La carga metafísica del libro, esa provocación prometeica que en el fondo guía a Grenouille a finalizar su misión –el perfume que fabrica posee un efecto claramente deíctico-, esa misantropía hacia aquellos de los que nunca podrá formar parte, se sustituye por un deseo más humano que blasfemo, y cuya última ejemplificación radica en la apoteosis final, que en el libro posee tintes de obscena liturgia pagana, mientras que en el film se asemeja a una celebración desinhibida de amor libre y romanticismo exacerbado, unos sentimientos de los que nuestro quejumbroso protagonista jamás podrá disfrutar. En este caso, la valentía de Tykwer es de recibo, pero para llegar a ella debemos hacer un ejercicio de estoica espera, de ver pasar lentamente una tras otra las hojas del libro en imágenes sin que nada nos sorprenda, ni siquiera esa presunta carga lujuriosa y violenta de la película, que finalmente se reduce a mínimos estallidos de crudeza mientras se nos escamotean detalles mucho más perturbadores –¿por qué tras su primer e inocente asesinato no se nos muestra a Grenouille olfateando con avidez el sexo de la víctima?-. Por ello, da la impresión que El perfume podría ser mejor película; que a pesar de sus destacables pinceladas, su condición de superproducción logra encorsetarla y evitar que entregue lo mejor de sí, ya que ni siquiera consigue deslumbrar en su faceta más esperada: las descripciones olfativas.

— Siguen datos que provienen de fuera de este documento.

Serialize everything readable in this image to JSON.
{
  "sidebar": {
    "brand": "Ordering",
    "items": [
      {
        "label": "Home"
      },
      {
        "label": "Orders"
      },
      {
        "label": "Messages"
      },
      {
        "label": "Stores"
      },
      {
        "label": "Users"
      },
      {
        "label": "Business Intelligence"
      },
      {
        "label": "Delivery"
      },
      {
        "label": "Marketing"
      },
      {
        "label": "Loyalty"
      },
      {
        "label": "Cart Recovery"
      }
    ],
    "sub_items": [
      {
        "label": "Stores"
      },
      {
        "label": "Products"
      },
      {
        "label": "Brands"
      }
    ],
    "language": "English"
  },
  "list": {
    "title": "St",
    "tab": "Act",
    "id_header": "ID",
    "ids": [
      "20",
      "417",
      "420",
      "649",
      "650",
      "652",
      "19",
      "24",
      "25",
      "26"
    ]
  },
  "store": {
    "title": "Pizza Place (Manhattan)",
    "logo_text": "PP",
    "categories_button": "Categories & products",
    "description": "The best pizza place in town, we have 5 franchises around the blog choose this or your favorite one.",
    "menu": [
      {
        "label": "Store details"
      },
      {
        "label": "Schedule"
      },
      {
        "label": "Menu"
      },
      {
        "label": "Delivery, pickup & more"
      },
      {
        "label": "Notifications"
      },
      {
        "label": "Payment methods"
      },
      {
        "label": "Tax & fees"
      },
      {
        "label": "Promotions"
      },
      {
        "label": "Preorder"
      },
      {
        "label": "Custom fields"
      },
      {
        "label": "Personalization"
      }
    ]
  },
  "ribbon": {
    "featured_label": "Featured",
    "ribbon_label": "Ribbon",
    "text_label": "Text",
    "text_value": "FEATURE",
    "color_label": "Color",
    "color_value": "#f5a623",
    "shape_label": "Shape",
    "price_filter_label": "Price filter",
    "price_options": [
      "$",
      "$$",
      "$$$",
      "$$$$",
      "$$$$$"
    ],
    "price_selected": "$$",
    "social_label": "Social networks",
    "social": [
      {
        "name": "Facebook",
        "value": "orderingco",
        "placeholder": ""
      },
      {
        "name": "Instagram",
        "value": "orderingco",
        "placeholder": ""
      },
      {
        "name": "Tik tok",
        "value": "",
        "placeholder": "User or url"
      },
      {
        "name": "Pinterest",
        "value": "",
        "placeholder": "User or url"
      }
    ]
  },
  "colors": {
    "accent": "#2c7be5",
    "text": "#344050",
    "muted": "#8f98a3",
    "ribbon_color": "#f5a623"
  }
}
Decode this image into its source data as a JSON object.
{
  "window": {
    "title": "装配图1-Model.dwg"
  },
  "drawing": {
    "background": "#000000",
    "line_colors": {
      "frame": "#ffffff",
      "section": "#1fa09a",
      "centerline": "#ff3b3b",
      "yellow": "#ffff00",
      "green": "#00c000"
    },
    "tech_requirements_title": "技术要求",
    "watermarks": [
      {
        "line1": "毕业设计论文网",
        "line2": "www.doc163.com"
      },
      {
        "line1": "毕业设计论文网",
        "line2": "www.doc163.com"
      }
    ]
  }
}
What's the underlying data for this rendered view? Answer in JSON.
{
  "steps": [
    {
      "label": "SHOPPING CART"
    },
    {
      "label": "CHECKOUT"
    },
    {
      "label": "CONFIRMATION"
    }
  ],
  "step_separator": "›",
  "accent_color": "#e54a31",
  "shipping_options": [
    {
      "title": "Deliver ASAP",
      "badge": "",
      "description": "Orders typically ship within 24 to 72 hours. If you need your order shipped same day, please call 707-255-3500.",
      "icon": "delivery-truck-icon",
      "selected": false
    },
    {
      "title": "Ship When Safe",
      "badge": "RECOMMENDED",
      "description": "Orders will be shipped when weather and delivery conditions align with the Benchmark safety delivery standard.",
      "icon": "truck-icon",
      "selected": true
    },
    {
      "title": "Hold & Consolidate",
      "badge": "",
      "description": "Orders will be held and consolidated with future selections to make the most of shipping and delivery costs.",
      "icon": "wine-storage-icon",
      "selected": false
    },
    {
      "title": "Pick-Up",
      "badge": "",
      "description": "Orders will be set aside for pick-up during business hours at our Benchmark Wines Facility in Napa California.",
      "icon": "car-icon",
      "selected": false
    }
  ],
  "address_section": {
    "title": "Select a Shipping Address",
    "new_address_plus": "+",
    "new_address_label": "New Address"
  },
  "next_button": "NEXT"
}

Realmente desconozco las sensaciones que pueden haber tenido quienes no han leído con anterioridad la novela, y tampoco se trata de realizar un estúpido ejercicio comparativo, pero si las virtudes de una obra radican más en aquella de la que parte que en sus propios méritos, entonces, que duda cabe que un análisis más completo obliga a citar sus referentes, más cuando se trata de una adaptación tan publicitada. Entonces queda a merced del lector la elección del texto más justo desde su punto de vista.